My "Straw Man"

A reader writes:

Your latest response to Sam Harris was right on the money in so many ways - except that it seemed to me that you were reacting against something that Sam actually doesn't believe and didn't put forward (at least not nearly to the degree that you took it).

Of course, everyone understands that contingency is inescapable. I just think that Sam never claimed rationalism/science to actually be free of it, merely that they have less than faith-based religious beliefs do. His point on this (by my interpretation) was only that faith-based beliefs cling to contingency whereas science tries to identify and eliminate as much as possible. When he brought up the issue, it was predominantly in the context of this kind of relative sense.

For example, he wrote:

"Your determination to have your emotional and spiritual needs met within the tradition of Catholicism has kept you from discovering that there is a mode of spiritual and ethical inquiry that is not contingent upon culture in the way that all religions are"

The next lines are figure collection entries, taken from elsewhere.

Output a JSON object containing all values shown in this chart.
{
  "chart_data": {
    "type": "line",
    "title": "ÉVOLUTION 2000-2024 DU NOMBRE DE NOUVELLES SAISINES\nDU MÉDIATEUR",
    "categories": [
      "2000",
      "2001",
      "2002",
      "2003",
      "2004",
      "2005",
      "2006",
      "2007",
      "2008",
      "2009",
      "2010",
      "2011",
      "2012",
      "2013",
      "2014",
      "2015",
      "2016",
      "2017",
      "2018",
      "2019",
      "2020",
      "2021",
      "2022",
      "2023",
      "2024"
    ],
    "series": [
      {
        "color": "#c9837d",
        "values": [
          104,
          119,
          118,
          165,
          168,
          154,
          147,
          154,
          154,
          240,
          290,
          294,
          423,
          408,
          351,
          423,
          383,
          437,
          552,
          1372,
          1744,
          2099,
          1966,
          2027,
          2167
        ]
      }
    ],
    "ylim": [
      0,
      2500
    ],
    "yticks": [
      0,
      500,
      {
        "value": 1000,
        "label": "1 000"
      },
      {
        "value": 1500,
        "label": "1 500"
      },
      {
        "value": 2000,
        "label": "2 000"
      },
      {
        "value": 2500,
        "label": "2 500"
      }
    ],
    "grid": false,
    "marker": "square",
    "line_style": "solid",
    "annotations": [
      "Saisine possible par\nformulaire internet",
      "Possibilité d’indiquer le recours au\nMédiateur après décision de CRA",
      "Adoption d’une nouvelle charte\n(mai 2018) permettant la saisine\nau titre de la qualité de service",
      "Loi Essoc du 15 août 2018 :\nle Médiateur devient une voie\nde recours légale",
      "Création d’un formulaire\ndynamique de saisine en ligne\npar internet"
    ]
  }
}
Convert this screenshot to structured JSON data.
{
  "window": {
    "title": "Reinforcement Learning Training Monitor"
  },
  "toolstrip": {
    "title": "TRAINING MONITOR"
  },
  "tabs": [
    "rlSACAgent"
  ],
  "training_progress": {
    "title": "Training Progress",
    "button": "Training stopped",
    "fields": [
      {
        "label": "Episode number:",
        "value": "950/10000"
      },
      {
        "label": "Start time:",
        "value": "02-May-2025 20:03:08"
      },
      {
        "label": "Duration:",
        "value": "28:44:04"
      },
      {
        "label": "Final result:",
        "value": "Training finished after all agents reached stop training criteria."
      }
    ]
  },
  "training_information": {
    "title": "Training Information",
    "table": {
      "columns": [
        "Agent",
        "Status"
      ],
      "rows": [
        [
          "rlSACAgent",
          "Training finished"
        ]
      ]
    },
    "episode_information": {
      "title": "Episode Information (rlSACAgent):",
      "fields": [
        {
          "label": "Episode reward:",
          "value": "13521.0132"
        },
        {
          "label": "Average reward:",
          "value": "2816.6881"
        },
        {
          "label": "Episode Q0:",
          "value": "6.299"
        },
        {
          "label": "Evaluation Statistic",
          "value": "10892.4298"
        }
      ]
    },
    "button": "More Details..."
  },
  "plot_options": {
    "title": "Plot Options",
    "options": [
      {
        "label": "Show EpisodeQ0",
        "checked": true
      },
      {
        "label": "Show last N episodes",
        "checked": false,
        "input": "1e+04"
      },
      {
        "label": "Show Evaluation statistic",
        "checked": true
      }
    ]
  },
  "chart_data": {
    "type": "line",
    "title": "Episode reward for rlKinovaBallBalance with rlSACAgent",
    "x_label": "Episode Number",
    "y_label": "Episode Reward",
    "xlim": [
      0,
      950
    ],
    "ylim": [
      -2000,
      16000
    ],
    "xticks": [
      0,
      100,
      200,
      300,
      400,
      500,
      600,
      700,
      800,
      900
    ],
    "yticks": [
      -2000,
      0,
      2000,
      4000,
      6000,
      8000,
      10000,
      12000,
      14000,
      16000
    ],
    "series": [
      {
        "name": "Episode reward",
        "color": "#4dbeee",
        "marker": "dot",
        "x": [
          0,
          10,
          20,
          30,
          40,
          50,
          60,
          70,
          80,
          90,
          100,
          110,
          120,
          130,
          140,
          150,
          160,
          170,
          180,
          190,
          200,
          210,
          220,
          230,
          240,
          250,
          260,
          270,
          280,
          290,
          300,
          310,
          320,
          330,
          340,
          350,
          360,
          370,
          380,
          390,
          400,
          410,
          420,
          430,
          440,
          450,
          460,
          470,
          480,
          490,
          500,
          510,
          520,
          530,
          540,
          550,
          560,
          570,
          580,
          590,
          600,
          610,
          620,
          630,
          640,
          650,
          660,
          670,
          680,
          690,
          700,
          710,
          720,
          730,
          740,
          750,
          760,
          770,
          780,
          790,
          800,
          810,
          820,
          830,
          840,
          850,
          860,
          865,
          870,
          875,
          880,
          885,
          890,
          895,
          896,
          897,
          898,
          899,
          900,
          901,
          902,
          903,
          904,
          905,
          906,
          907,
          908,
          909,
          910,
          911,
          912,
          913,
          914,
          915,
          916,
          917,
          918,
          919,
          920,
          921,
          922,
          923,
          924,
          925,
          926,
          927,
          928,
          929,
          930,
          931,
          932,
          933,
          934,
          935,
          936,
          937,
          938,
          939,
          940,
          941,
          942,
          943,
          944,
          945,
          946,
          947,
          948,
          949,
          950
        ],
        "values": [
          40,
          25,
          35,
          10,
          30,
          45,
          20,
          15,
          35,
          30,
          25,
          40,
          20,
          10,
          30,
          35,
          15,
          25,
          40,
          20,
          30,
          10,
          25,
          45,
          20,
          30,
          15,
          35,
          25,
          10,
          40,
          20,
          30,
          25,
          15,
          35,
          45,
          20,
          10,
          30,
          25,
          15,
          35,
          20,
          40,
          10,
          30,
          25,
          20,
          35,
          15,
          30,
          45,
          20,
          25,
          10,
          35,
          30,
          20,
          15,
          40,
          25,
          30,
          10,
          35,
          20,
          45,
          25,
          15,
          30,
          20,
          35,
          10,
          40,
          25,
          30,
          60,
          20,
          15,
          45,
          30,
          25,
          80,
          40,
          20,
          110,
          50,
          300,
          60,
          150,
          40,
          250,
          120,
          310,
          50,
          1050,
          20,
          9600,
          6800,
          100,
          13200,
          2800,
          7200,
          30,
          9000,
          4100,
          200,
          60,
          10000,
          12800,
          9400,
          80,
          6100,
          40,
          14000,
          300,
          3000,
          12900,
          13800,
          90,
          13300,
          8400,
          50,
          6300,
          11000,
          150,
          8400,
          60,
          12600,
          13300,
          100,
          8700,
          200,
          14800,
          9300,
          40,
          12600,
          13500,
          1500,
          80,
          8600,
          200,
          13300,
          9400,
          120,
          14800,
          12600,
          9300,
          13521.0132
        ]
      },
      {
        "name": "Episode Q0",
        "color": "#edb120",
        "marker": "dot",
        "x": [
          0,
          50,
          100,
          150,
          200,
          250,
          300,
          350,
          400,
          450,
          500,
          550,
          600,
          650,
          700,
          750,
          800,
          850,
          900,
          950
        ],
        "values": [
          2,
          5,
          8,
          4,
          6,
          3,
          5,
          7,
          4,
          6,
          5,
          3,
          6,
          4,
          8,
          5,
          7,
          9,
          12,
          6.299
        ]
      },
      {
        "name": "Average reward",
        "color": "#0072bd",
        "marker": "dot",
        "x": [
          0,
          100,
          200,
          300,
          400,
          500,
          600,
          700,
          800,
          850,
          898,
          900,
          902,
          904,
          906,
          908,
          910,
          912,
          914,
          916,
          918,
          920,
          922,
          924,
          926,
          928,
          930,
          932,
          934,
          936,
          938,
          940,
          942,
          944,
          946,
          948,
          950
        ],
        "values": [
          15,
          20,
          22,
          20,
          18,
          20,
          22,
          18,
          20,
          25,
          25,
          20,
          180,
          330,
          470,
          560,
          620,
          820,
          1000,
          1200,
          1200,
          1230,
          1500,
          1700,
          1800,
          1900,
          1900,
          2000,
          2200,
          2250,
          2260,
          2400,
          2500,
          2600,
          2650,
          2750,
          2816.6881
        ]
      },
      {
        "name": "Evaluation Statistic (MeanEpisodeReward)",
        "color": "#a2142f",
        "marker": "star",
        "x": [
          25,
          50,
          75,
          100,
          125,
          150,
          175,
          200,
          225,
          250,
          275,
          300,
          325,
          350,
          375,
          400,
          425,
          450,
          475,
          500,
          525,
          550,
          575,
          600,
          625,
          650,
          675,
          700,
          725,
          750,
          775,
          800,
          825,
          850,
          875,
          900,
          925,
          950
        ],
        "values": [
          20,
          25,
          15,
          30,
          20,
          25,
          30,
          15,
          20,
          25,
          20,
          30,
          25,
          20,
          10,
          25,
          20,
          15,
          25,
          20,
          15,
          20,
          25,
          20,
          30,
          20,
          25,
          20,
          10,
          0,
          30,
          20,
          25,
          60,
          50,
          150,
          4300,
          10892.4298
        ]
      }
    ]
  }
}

"Imagine a discourse about ethics and mystical experience that is as contingency-free as the discourse of science already is."

Both of these are comparisons regarding relative levels of contingence, not claims that science is contingency free. I'm afraid you misinterpreted that in an extreme sense that wasn't intended, then used it as a straw-man.

I should leave this for Sam to unpack if he wishes in his next response, but felt it worthwhile to register the critique here. I won't add anything now except to say that I certainly didn't intend to attack a straw-man; and that I don't believe that the best kind of science is any less contingent than the most admirable expressions of faith.